Tendon and ligament injuries are common and costly in terms of surgery and rehabilitation. This might be improved by using tissue engineered constructs to accelerate the repair process; a method used successfully for skin wound healing and cartilage repair. Progress in this field has however been limited; possibly due to an over-simplistic choice of donor cell. For tissue engineering purposes it is often assumed that all tendon and ligament cells are similar despite their differing roles and biomechanics. To clarify this, we have characterised cells from various tendons and ligaments of human and rat origin in terms of proliferation, response to dexamethasone and cell surface marker expression.

Methods

Cells isolated from tendons by collagenase digestion were plated out in DMEM containing 10% fetal calf serum, penicillin/streptomycin and ultraglutamine. Cell number and collagen accumulation were by determined methylene blue and Sirius red staining respectively. Expression of cell surface markers was established by flow cytometry.

Results

In the CFU-f assay, human PT-derived cells produced more and bigger colonies suggesting the presence of more progenitor cells with a higher proliferative capacity. Dexamethasone had no effect on colony number in ACL or PT cells but 10 nM dexamethasone increased colony size in ACL cultures whereas higher concentrations decreased colony size in both ACL and PT cultures. In secondary subcultures, dexamethasone had no significant effect on PT cultures whereas a stimulation was seen at low concentrations in the ACL cultures and an inhibition at higher concentrations. Collagen accumulation was inhibited with increasing doses in both ACL and PT cultures.
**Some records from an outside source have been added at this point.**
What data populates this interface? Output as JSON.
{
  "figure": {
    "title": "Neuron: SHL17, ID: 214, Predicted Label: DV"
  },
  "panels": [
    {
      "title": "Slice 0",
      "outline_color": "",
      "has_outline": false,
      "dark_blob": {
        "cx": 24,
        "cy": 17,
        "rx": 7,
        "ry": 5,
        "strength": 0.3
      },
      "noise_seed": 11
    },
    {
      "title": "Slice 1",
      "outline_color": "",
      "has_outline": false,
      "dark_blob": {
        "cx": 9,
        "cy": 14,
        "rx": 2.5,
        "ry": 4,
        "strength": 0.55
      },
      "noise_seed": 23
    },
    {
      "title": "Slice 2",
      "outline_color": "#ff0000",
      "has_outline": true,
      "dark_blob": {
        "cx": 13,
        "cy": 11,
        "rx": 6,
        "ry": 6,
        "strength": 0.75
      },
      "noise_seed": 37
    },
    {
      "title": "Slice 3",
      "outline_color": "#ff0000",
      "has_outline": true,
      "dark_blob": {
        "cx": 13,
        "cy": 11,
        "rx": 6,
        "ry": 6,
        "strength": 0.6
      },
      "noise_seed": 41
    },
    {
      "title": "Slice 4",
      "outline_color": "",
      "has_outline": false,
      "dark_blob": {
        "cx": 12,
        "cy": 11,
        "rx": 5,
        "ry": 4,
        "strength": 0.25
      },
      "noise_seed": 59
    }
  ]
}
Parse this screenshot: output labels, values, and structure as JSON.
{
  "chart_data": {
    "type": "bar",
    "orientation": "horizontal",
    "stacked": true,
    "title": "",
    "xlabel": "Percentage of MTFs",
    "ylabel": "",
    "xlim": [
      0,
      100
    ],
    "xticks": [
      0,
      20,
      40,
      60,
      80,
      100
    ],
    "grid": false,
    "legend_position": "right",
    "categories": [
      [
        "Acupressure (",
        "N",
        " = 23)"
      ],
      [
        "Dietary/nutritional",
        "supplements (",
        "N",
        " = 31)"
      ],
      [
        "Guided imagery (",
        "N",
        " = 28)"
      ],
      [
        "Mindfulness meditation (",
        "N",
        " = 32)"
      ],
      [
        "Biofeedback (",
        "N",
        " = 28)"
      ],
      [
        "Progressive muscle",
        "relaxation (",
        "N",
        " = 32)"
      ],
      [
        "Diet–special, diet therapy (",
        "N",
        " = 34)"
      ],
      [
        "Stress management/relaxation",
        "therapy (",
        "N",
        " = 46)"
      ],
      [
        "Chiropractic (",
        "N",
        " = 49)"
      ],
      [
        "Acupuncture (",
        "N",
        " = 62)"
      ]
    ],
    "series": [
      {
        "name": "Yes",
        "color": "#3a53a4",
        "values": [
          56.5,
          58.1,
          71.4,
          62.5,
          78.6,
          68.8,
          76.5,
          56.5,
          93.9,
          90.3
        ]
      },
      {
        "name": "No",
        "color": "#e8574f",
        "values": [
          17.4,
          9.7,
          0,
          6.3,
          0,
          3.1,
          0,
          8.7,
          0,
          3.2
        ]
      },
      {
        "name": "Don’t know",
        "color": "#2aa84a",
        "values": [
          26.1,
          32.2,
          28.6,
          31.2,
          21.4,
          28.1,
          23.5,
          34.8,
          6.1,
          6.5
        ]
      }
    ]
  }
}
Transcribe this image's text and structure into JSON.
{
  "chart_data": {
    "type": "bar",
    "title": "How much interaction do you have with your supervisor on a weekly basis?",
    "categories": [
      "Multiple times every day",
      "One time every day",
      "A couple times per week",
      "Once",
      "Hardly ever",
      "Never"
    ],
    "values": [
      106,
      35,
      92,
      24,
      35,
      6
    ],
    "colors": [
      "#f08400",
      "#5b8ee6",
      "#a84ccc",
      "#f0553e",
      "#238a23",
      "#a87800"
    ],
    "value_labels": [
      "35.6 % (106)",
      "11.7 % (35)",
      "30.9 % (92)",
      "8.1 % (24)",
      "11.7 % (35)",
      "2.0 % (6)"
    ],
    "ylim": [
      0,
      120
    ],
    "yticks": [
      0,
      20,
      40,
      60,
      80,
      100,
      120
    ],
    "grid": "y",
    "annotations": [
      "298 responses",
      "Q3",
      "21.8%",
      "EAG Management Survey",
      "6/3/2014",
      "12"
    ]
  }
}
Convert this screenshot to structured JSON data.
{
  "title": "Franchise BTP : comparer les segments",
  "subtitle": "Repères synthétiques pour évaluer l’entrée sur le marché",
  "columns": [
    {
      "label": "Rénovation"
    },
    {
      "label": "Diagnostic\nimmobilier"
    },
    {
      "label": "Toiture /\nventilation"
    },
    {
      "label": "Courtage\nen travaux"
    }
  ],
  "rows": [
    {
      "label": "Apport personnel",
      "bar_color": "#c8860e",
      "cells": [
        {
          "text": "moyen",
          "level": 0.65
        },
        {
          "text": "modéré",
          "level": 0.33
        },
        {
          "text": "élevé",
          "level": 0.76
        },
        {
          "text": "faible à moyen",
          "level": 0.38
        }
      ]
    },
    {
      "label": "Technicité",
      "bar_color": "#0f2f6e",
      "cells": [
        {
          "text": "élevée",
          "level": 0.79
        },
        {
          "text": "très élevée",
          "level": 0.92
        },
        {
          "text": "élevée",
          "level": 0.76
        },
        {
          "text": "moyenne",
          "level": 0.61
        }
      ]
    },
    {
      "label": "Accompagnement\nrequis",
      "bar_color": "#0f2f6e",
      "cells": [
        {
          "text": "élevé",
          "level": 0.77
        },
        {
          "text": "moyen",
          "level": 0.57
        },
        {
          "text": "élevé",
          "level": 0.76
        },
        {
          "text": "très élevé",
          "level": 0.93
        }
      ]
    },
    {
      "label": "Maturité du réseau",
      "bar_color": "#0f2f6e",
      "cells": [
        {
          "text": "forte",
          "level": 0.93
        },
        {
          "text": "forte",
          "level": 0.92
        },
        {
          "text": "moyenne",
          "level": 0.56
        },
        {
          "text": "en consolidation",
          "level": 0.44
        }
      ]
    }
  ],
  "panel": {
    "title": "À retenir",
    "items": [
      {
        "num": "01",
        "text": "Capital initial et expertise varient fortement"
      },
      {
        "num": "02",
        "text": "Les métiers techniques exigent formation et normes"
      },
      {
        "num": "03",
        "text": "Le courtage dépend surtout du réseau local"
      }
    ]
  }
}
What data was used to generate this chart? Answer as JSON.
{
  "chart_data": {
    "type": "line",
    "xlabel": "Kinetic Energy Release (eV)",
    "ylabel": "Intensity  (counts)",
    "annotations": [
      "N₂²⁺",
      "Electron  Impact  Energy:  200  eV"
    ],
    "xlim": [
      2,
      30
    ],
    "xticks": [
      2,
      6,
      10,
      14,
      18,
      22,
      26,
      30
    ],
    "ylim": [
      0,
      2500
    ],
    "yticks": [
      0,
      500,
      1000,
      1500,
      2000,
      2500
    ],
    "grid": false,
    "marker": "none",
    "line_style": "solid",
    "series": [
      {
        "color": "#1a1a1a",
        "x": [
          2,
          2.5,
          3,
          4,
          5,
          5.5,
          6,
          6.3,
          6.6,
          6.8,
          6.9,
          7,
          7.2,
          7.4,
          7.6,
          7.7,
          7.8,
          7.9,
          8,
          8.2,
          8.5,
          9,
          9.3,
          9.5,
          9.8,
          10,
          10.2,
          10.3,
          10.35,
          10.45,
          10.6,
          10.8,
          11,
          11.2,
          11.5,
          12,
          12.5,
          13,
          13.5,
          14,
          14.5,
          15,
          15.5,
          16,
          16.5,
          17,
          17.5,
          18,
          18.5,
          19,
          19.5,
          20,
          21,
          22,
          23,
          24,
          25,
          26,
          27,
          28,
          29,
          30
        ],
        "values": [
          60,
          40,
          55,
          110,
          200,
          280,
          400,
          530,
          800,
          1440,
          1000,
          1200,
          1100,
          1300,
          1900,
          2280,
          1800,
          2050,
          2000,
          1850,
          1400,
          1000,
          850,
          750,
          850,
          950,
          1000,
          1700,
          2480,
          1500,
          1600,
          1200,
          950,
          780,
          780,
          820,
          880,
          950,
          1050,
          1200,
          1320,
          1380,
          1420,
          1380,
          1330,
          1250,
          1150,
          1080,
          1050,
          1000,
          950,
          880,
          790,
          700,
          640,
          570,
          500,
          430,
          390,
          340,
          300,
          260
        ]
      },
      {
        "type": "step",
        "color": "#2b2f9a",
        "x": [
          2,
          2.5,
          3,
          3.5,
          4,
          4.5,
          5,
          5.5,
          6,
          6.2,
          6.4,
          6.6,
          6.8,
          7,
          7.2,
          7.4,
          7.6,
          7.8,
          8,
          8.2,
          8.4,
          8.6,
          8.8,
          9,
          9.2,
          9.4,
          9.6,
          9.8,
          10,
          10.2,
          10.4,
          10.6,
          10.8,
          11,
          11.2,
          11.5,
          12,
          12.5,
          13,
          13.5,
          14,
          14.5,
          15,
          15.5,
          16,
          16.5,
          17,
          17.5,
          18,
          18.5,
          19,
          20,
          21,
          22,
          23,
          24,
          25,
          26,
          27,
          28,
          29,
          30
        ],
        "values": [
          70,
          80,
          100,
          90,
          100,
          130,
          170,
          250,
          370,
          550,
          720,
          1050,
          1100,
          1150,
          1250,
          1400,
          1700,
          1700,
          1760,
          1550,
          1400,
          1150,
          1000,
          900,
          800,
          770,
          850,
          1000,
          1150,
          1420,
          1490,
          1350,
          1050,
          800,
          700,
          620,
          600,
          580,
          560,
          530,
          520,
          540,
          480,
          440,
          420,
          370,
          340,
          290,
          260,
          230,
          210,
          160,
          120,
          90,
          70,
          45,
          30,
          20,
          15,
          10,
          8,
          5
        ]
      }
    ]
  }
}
This differential response was also seen in rat-derived cells with similar differences being seen between Achilles, Patellar and tail tendon cells. Cell surface marker expression was also source dependent; CD90 was expressed at higher levels by PT cells and in both humans and rats whereas D7fib was expressed at lower levels by PT cells in humans.

Conclusion

These data show that tendon & ligament cells from different sources possess intrinsic differences in terms of their growth, dexamethasone responsiveness and cell surface marker expression. This suggests that for tissue engineering purposes the cell source must be carefully considered to maximise their efficacy.